People who drank heavily each week also had lower rates of work absences than those who didn’t drink at all, according to the study.

In the study, which included adults from Finland, France, and the United Kingdom, women who reported drinking 1-11 units and men who reported drinking 1-34 units of alcohol per week were the reference group (this is the low-risk group).

(One drink/alcohol unit was estimated as 12g of alcohol. Or in practical terms, an average pint of larger has two units, a 175ml glass of wine has 2 units, and a single measure of spirits is one unit.)

Compared with them, women and men who reported no alcohol use had a higher risk of sickness absence due to mental disorders, musculoskeletal disorders, diseases of the digestive system, and diseases of the respiratory system.

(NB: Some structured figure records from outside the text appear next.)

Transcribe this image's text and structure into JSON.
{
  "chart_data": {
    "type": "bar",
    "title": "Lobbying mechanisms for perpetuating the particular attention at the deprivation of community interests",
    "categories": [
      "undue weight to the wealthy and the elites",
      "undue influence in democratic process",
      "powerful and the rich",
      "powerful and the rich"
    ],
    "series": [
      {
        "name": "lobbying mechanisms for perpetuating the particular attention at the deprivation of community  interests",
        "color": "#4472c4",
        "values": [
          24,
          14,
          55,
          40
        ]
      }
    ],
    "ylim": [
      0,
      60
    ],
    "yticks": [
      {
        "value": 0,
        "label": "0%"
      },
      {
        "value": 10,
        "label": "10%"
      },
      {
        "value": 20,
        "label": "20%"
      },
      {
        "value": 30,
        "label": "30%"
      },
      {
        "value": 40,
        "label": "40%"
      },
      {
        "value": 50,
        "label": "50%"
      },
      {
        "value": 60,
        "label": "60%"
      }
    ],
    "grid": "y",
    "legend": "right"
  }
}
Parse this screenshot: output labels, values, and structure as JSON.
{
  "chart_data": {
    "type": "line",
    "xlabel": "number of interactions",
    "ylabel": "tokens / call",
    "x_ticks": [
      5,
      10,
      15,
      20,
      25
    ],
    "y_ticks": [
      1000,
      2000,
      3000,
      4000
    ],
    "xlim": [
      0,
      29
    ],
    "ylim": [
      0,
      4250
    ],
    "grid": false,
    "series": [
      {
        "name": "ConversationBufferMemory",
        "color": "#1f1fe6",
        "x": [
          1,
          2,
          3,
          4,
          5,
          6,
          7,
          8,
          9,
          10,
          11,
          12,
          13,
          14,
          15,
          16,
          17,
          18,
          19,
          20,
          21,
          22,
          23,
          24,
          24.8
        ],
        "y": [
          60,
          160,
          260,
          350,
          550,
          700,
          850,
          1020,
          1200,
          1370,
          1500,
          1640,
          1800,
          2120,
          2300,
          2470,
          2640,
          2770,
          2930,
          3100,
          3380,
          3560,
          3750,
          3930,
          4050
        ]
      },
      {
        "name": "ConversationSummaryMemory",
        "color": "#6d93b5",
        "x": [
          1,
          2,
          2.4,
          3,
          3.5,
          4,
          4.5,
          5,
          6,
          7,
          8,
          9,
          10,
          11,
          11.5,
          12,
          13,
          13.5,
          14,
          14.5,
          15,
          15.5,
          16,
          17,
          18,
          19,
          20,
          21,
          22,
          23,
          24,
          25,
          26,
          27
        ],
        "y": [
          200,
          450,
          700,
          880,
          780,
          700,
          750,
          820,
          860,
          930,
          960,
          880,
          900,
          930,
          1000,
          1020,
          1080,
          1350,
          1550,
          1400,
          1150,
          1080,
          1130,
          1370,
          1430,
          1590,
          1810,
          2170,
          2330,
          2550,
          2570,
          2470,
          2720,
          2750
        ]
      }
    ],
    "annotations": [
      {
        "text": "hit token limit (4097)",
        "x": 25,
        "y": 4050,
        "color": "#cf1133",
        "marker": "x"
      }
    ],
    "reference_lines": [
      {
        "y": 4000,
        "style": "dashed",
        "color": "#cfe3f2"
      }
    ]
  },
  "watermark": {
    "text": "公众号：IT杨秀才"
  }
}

Women who reported alcohol consumption of less than 11 units a week, and men who reported alcohol consumption of less than 34 units per week were at increased risk of absence due to injury or poisoning.

The study’s lead author Dr Jenni Ervasti of the Finnish Institute of Occupational Health explained the findings.

“Our findings demonstrate that the U-shaped association – higher risk of sickness absence among both abstainers and average drinkers – relates to a different set of diagnosis of sickness absence for the two groups.”

Some diseases, or their treatment, prevent alcohol use, which may explain the excess risks among abstainers.
Moreover, participants to whom at-risk drinking causes health problems may be selected out from the labor market, that is, if they retire early or become unemployed.

“Then, the adverse effects are not seen in absence from work due to illness.”